What is unstructured data
Data that has no inherent structure, which may include text documents, PDFs, images, and video.
What are the four Vs of big data
Volume (amount)
Velocity (speed)
Variety (types of data)
Veracity (accuracy)
What is a data repository
A data repository is a general term used to refer to a destination designated for data storage
Name the five main skill sets of a Data Scientist
Quantitative Skill - maths or stats
Technical Aptitude - software, programming and machine learning
Sceptical/Critical thinking - examine their own work
Curious/Creative - passionate about solving problems
Communicative and collaborative - work with the business
What is the difference between BI and data science
BI presents insight on the past by way of Dashboards
Data Science is trying to predict the future and is capable of dealing with a wider variety of data types
What are the characteristics of supervised machine learning
It uses historical data (a training data set) to build a model which allows it to predict future data.

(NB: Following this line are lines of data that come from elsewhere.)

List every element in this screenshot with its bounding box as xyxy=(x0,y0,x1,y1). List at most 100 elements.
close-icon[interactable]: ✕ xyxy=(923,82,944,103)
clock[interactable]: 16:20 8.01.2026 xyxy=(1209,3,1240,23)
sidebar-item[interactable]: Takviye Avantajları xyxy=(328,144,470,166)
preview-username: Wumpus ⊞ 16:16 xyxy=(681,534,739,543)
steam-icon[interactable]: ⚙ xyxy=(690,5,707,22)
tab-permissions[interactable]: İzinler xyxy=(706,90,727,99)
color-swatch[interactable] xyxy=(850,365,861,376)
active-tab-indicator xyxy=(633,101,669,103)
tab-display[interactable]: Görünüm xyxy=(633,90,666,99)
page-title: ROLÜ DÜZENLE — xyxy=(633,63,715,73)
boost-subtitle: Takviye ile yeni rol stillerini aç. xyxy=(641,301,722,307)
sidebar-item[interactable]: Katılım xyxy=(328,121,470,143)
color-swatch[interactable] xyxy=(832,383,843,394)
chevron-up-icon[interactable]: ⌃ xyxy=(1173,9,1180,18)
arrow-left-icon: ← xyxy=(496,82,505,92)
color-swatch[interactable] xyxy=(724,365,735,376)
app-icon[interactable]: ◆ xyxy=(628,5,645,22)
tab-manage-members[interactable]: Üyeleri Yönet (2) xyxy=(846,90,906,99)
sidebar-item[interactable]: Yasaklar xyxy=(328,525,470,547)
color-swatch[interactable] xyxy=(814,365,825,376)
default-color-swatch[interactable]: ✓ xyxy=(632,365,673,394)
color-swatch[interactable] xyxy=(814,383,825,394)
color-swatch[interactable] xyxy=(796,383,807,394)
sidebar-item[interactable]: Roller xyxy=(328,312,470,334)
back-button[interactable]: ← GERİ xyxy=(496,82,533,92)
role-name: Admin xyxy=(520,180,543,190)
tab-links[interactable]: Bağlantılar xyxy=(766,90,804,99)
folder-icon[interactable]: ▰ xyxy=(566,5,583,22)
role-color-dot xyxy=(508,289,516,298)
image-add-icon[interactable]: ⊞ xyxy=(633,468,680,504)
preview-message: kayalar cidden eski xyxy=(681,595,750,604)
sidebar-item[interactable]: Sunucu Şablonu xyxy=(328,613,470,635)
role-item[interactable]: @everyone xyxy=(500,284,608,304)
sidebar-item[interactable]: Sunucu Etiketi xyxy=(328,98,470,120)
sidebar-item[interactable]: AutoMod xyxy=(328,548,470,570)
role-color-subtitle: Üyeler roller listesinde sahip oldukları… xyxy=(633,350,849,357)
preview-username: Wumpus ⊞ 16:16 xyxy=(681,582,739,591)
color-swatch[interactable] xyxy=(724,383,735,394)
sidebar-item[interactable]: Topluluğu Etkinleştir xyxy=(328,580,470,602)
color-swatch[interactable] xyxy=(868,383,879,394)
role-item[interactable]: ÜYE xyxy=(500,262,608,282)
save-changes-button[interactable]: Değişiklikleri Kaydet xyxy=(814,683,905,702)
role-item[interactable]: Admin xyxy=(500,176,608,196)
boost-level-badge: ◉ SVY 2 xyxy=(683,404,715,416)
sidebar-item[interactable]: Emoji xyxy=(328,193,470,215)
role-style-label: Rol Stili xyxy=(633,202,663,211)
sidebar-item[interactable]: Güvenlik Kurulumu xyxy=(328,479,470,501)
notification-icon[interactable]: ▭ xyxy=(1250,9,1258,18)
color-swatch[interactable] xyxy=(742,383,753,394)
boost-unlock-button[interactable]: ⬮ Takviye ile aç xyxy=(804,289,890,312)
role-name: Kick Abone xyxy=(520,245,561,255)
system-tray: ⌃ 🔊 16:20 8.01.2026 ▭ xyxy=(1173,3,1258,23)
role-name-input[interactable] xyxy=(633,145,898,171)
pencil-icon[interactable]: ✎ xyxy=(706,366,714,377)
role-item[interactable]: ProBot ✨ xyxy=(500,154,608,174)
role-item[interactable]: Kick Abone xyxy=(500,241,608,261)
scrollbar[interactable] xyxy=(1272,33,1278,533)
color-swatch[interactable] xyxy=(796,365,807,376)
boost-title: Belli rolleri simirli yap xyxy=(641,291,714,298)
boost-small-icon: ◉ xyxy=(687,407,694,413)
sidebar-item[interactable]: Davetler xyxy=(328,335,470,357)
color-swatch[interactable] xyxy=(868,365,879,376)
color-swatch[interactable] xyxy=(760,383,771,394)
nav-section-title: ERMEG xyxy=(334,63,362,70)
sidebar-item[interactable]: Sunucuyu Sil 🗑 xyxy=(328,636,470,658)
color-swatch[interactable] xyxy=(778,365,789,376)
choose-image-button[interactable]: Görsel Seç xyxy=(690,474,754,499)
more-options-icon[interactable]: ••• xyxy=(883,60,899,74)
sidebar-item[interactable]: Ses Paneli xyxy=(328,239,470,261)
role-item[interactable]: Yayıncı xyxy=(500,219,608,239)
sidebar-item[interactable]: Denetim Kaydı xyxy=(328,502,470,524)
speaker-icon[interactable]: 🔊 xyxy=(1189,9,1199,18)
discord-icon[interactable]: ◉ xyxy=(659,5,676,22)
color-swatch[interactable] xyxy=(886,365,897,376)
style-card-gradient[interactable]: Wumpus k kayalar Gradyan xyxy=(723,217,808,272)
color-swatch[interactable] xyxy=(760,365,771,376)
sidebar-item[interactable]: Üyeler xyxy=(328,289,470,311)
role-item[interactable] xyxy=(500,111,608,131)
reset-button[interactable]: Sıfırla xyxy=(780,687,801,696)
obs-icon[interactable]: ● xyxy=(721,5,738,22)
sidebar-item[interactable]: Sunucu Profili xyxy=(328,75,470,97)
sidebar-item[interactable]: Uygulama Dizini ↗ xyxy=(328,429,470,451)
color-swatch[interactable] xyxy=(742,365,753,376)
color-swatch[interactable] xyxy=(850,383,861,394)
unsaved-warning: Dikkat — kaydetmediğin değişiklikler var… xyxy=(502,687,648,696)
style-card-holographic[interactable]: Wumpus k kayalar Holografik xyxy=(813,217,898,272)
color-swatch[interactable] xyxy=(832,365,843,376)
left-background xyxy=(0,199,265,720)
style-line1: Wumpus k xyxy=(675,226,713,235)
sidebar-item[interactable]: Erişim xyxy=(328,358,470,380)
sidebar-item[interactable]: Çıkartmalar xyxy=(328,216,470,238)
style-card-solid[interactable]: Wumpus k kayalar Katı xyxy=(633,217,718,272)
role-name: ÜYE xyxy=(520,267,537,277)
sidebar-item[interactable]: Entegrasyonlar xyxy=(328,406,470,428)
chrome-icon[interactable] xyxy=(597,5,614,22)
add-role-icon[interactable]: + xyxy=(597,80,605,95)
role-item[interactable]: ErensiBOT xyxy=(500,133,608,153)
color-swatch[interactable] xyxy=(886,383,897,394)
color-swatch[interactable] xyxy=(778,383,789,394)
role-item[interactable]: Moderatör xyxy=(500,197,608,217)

What should you use supervised machine learning to do
To make a prediction of a continuous variable or for classification
What is machine learning
Machine learning is an application of artificial intelligence that provides systems with the ability to automatically learn and improve from experience without being explicitly programmed
What is unsupervised machine learning
Unsupervised learning algorithms are used when the information used to train is neither classified nor labelled. The system doesn’t figure out the right output, but it explores the data and can draw inferences from data sets to describe hidden structures from unlabelled data.